Guest Posting Throughout America’s history, people have been told repeatedly that saving their money is a wise idea. You’ll hear it from everyone, including your mother. According to the American blueprint, it is the most important aspect of success. The description is mythical. America’s system is designed to allow corporations to prosper and to keep individuals in debt, possibly until they are dead. It may sound harsh, but you will be able to make your own judgments after we dispel some myths, check next page.
Myth number one – “Save all your money and you will be able to attend college, receive a quality education and land a high paying job”. A good job and saving money to go to college seem like a smart idea.
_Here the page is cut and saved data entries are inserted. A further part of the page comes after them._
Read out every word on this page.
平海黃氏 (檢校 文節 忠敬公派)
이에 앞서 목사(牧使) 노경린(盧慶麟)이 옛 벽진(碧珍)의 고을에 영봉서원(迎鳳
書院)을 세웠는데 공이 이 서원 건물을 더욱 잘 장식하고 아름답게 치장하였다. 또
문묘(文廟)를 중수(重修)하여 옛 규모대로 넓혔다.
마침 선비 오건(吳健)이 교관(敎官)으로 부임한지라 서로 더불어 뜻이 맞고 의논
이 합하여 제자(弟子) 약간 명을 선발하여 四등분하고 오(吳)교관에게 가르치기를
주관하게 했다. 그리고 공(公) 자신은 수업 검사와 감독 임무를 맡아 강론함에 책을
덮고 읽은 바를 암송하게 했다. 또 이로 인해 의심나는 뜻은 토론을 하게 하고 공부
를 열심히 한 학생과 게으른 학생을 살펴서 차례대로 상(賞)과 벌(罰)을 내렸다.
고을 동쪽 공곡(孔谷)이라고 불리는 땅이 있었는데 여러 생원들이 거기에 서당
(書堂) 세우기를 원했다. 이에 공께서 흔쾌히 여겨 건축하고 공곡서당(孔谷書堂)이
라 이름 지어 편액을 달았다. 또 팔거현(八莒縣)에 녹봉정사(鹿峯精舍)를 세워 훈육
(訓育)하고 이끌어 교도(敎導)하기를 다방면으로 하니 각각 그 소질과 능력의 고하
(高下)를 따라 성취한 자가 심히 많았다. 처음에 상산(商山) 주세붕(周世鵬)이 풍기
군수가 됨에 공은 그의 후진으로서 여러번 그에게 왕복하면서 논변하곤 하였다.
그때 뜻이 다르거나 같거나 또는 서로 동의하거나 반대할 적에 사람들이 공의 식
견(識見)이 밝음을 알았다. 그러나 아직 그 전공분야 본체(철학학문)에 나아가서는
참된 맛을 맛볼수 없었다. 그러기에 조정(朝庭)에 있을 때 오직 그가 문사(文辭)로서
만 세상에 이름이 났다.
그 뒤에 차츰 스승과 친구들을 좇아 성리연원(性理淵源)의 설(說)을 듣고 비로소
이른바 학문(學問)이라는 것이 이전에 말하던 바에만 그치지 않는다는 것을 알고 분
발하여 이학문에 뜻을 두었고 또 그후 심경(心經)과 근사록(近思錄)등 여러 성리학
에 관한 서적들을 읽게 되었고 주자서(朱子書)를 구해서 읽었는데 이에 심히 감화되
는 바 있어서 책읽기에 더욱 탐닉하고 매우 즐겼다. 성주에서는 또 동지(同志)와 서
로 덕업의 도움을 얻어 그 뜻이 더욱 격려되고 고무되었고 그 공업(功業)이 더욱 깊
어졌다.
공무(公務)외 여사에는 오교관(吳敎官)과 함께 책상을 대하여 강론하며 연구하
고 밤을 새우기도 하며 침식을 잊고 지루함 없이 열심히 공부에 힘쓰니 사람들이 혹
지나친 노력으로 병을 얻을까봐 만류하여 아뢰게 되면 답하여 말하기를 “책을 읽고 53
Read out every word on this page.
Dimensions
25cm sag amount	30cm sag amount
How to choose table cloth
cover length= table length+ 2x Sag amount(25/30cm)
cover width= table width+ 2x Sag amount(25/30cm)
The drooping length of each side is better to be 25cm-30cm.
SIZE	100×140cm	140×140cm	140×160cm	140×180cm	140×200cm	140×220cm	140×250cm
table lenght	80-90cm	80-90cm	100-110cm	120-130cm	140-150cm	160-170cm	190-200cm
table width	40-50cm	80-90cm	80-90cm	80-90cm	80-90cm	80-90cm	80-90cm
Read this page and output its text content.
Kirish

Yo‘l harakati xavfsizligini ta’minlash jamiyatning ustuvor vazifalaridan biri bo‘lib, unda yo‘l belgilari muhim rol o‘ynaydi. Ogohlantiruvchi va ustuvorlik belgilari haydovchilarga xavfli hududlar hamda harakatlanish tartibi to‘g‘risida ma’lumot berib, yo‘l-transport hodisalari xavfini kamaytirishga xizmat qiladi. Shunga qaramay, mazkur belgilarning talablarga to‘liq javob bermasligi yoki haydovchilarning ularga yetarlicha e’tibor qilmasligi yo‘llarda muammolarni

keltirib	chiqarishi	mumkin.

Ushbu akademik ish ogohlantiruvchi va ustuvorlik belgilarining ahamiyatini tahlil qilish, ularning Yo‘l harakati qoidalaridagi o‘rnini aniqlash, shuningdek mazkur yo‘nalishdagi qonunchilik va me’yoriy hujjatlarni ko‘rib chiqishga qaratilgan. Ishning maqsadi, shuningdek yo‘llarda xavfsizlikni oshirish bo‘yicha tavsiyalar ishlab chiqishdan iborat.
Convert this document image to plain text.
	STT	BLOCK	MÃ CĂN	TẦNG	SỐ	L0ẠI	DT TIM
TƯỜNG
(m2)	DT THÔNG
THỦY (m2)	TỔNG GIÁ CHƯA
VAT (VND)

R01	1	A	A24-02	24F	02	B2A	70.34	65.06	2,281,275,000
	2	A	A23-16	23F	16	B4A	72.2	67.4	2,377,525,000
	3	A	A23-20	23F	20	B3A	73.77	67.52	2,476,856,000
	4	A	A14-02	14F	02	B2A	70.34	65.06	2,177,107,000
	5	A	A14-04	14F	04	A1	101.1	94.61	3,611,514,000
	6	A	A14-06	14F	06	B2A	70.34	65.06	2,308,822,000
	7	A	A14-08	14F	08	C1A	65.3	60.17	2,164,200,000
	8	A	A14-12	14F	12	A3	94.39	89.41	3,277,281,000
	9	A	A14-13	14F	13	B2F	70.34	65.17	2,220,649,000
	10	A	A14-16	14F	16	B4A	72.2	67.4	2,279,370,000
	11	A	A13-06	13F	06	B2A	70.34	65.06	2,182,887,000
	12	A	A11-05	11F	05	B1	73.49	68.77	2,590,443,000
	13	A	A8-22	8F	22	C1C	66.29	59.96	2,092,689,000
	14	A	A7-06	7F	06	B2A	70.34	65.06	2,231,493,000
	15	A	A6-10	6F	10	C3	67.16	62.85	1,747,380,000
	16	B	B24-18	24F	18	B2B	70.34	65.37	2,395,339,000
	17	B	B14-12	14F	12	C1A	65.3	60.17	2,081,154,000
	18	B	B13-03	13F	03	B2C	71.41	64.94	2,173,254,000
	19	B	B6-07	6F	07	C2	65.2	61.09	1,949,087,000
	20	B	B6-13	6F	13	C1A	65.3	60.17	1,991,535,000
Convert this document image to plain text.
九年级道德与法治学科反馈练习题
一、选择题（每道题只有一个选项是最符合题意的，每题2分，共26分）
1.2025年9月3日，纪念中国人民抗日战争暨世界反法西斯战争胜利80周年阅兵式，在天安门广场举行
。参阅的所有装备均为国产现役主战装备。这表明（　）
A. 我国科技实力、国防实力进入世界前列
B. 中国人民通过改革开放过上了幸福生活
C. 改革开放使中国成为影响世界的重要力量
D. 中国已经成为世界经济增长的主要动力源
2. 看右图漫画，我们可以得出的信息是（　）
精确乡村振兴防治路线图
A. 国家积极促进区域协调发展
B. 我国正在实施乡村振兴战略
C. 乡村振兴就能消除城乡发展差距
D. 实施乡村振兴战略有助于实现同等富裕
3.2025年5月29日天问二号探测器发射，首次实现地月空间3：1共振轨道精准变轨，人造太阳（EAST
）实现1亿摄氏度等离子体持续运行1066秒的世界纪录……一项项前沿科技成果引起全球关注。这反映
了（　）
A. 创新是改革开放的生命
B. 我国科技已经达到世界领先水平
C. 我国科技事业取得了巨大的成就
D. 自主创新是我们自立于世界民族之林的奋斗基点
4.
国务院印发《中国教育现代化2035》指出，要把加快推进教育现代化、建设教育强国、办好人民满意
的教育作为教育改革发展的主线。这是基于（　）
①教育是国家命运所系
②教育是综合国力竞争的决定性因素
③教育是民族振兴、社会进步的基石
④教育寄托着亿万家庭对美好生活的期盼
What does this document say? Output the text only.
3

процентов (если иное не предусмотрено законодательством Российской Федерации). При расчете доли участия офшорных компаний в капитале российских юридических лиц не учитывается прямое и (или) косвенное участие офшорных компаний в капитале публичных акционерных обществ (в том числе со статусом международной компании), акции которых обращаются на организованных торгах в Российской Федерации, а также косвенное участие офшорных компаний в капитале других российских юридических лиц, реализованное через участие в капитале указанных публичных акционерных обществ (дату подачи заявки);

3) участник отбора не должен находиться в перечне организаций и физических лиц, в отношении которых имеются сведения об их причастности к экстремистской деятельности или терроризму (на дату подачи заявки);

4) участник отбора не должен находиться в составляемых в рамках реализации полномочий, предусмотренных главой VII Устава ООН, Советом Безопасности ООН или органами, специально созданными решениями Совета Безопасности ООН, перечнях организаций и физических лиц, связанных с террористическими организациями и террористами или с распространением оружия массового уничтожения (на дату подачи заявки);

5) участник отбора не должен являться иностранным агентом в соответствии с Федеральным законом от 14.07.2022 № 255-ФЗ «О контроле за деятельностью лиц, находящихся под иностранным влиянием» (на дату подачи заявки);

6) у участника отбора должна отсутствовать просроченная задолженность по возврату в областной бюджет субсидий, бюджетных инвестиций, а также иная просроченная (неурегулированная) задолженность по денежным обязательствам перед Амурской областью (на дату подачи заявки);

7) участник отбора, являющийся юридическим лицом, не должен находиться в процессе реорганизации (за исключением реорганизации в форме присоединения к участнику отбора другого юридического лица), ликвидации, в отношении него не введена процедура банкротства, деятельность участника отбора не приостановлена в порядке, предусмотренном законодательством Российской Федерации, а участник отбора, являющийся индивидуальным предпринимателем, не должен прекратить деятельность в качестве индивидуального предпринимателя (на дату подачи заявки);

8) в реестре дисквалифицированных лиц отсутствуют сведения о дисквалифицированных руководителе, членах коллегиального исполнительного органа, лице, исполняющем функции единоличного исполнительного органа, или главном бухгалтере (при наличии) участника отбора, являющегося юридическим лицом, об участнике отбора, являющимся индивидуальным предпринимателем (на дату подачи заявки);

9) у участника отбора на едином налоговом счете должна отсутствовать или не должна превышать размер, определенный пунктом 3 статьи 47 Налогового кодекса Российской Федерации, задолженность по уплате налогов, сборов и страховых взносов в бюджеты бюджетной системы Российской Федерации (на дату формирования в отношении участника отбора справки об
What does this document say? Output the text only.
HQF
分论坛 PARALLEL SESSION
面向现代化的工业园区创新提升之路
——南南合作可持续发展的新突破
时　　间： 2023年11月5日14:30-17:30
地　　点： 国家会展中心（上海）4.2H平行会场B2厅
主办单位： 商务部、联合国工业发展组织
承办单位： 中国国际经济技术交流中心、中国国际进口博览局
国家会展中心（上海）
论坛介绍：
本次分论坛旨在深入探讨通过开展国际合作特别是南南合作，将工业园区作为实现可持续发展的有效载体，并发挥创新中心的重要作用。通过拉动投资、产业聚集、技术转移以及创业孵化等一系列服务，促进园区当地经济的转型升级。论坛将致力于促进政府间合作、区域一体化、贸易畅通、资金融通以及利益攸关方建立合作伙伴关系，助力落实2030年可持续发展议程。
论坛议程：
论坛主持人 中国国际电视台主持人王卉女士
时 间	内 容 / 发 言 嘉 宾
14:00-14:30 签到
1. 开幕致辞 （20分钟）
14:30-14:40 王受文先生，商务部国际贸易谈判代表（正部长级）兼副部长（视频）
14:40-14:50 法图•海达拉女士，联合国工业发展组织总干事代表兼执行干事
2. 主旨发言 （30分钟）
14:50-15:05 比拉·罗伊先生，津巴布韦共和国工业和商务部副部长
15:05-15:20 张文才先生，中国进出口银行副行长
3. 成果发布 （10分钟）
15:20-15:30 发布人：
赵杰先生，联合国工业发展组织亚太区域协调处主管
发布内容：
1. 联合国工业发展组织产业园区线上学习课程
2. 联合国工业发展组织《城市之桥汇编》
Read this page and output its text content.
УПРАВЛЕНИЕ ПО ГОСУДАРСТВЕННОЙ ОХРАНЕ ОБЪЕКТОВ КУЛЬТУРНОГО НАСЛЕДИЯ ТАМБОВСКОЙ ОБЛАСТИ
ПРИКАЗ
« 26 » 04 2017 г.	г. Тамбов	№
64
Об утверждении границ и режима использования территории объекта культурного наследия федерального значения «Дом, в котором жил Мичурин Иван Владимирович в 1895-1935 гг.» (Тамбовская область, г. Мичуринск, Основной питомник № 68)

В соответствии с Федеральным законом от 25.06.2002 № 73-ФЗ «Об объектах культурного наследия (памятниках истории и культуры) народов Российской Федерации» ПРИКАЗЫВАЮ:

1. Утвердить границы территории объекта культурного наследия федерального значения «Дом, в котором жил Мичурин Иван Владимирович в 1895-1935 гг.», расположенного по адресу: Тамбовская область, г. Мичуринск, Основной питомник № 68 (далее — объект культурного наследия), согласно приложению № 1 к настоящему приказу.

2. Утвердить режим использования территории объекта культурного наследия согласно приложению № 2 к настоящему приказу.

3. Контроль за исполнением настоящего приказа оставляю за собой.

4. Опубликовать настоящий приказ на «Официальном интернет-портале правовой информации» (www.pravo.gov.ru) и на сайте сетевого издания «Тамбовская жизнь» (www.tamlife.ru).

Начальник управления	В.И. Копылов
The American way of life and ideal is to go to college. But why is it so costly and gets more expensive each day? Many students today are required to borrow thousands to fund their college education. In order to earn a college degree that will allow you to enter a profession with higher pay (think attorney or doctor), it is likely you’ll have to take out even more loans and go to school for longer at pricier schools. Before a student can get a first job or receive a paycheck, they often have debts amounting to tens of thousand dollars. It’s great to go to college, but saving for it is not a guarantee of financial success. If you don’t get the job, it could mean many years without a steady income.
Myth number two – “Open up a savings account in my bank to put your money aside for the future”. While the bank can hold and earn interest on your money while it’s in the account, this isn’t the most profitable place for your money. A savings account at most banks offers an interest rate of between 1% – 2%. However inflation is historically closer to around 3% – 5%. Therefore, your money in the bank does not match inflation. Other words, money put in your savings will be LESS valuable tomorrow when it is withdrawn. As if that wasn’t enough, they take all your money while earning anywhere from 5%-30% on it. Meanwhile you only get the paltry 1%. Their investment makes the profit you would have made, and your savings will lose their value as inflation increases.
Myth number three – Get a credit card in order to save 1 – 2 percent or earn frequent flyer mile rewards. While these offers from credit card corporations may seem great, they’re dwarfed when you consider the interest rates you will be paying on purchases. If you spend money on credit cards, instead of saving 1% on each purchase you actually lose 6% to 28.8% on average (depending the the interest rate charged on the card). Although you can pay the entire balance each month – you’ll still have to pay transaction and annual fees. You can avoid fees by paying off your card completely at the month’s end.